I have 200 files of different which I need to concat column after column into one file. These 200 files are in one directory, and so I tried the following script.

path = '/data' 
files = os.listdir(path)

files_txt  = [os.path.join(path,i) for i in files if i.endswith('tsv')]
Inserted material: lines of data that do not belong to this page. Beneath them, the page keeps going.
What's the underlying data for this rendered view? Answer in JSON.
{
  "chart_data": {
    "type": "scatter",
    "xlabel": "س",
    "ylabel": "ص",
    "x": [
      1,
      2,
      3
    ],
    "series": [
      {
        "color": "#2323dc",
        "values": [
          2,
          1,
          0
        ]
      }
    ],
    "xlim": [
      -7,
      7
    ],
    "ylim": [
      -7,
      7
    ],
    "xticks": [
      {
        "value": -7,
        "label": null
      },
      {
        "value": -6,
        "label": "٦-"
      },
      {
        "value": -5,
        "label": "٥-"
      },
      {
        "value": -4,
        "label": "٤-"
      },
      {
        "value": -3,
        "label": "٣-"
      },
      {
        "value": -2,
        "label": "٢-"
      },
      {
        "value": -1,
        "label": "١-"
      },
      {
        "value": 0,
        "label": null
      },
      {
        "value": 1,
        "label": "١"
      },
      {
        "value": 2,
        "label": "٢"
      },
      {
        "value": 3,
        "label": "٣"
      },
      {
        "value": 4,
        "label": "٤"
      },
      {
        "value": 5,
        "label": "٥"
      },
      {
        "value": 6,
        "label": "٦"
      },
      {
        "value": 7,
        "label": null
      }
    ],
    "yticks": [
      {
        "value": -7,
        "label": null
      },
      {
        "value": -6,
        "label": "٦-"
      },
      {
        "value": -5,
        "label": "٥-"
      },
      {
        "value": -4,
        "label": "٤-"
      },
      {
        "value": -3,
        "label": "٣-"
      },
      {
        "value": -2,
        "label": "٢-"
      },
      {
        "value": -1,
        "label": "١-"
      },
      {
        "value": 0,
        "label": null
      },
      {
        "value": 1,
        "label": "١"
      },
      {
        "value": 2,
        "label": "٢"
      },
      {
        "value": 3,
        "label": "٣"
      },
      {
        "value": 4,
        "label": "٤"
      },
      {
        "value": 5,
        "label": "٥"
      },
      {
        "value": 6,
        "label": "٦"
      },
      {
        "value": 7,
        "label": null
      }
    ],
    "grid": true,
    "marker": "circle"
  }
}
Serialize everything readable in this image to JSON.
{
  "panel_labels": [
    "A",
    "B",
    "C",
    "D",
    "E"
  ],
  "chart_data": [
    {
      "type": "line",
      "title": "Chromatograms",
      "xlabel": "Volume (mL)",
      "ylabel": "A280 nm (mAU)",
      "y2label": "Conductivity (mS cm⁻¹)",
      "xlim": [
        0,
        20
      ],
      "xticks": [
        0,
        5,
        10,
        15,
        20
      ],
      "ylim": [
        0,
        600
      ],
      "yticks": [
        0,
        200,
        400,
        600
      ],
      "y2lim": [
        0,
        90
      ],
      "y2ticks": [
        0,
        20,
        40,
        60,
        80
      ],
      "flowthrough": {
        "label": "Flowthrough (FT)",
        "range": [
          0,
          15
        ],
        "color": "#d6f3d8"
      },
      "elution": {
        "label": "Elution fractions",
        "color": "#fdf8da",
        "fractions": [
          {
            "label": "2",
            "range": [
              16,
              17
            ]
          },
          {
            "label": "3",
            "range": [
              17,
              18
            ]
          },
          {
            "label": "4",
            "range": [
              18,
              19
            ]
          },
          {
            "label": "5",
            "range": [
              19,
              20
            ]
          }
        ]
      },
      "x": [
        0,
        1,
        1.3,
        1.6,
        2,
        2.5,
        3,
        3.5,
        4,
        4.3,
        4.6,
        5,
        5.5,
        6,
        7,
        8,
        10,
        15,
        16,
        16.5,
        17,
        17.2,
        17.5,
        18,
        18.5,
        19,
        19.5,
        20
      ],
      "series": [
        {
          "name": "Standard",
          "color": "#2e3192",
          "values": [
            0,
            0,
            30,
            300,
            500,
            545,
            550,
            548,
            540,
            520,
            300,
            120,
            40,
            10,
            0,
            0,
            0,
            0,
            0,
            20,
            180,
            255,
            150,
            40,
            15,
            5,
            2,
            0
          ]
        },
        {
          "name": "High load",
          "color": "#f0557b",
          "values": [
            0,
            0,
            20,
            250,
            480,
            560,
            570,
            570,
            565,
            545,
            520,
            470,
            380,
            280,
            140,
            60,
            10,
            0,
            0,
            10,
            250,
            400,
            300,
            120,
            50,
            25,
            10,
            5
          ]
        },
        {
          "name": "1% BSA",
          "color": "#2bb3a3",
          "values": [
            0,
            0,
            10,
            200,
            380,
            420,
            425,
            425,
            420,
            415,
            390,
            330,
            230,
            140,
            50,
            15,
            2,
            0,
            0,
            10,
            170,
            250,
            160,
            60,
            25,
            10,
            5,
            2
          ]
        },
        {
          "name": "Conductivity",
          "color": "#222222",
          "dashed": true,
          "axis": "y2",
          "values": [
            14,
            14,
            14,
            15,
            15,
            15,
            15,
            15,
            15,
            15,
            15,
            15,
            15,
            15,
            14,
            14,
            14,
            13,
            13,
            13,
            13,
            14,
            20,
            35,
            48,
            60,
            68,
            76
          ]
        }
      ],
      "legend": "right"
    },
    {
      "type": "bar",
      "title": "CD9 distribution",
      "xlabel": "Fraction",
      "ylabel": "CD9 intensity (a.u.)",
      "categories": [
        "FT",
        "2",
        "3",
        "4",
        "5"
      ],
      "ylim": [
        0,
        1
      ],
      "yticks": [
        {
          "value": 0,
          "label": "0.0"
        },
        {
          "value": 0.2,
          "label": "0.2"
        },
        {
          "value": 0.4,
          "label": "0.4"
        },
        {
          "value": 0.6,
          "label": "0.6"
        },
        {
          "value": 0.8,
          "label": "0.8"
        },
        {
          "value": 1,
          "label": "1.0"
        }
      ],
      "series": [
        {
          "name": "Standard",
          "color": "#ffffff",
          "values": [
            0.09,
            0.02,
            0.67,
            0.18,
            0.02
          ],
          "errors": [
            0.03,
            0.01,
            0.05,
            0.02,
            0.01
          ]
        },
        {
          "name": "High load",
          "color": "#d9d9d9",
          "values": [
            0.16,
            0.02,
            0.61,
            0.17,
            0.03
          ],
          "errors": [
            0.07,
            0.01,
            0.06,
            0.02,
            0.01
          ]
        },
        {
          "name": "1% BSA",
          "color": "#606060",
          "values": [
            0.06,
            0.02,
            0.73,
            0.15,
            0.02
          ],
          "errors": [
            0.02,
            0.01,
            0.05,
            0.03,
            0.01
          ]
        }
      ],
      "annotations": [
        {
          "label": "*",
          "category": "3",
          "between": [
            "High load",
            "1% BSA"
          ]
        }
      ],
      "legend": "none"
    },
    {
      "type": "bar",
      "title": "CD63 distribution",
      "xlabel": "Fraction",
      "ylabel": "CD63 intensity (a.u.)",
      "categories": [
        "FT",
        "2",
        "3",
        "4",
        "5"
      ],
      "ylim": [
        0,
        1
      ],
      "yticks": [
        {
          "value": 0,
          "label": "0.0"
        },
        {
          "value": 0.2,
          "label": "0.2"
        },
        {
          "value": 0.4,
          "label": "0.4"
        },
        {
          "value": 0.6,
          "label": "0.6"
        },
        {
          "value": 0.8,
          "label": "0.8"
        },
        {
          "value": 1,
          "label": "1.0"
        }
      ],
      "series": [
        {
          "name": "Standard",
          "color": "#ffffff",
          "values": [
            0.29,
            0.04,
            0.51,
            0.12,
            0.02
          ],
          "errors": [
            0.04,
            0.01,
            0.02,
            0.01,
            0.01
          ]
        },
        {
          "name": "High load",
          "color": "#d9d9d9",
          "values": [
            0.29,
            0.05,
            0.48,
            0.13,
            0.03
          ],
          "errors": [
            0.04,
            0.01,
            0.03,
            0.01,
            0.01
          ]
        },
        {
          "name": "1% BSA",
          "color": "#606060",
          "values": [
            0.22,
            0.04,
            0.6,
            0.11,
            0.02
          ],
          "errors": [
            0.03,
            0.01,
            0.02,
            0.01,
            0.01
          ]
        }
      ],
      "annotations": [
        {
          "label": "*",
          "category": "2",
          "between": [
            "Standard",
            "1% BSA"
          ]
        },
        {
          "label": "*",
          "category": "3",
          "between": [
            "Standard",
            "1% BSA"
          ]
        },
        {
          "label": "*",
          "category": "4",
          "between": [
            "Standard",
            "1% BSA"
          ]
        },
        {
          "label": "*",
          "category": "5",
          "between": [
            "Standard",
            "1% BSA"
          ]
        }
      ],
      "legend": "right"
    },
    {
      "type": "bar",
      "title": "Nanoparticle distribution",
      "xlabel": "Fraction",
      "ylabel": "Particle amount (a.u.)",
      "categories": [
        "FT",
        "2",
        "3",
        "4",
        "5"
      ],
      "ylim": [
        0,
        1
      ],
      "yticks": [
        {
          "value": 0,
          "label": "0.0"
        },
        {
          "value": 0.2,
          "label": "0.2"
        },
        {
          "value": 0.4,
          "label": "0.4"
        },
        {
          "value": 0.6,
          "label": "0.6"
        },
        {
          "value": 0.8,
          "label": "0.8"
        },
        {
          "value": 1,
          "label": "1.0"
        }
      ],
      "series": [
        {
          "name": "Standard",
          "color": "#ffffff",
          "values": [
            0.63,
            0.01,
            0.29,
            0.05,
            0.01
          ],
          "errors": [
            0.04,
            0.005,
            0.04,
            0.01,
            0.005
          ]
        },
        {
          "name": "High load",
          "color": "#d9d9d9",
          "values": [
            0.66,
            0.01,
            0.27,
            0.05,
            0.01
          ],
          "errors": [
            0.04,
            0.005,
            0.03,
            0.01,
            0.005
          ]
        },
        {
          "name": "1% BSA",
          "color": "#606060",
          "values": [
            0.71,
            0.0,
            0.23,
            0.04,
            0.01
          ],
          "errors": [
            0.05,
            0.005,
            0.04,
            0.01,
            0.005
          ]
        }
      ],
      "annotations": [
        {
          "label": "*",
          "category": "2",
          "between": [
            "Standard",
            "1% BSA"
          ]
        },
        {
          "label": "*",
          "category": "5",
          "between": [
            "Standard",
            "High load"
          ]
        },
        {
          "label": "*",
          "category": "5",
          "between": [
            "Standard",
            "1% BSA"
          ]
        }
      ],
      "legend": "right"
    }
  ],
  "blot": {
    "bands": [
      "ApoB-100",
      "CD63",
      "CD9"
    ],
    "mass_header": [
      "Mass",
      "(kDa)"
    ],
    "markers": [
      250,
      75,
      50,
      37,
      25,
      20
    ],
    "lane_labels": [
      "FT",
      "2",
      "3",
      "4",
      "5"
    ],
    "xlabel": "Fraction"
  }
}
## Change it into dataframe
dfs = [pd.DataFrame.from_csv(x, sep='\t')[[6]] for x in files_txt]
##Concatenate it
merged = pd.concat(dfs, axis=1)

But it throws the follwoing value error as the shape is different for each of these files. I would to have some solution. Thank you

Here is error,

ValueError: Shape of passed values is (149, 13864), indices imply (149, 13860)
ARJ
  • 2,021
  • 4
  • 27
  • 52
  • Maybe this can help: https://stackoverflow.com/questions/27719407/pandas-concat-valueerror-shape-of-passed-values-is-blah-indices-imply-blah2 – Shaido Aug 14 '18 at 01:46
  • No I cannot reset index on a list dfs is list, read as dataframe – ARJ Aug 14 '18 at 01:47
  • You could try do it after `from_csv`, but not sure it will help. Does the files have the same number of rows or can it differ? If diffferent you can pass `ignore_index=True` to `concat`. – Shaido Aug 14 '18 at 01:49
  • ignore_index throws the same error message – ARJ Aug 14 '18 at 01:55
  • why are you using `DataFrame.from_csv`? That API was deprecated years ago. – cs95 Aug 14 '18 at 02:05

1 Answers1

1

The index contain the duplicates , then concat will failed , since it will base on the index to join the dataframe

dfs = [pd.DataFrame.from_csv(x, sep='\t')[[6]].reset_index(drop=True) for x in files_txt]
##Concatenate it
merged = pd.concat(dfs, axis=1)

Using the check

for x in dfs : 
    print(x.index.is_unique)

In order to reproduced the error

df1=pd.DataFrame({'A':[1,2]})
df2=pd.DataFrame({'A':[1,2]},index=[1,1])
pd.concat([df1,df2],axis=1)

ValueError: Shape of passed values is (2, 5), indices imply (2, 3)

BENY
  • 317,841
  • 20
  • 164
  • 234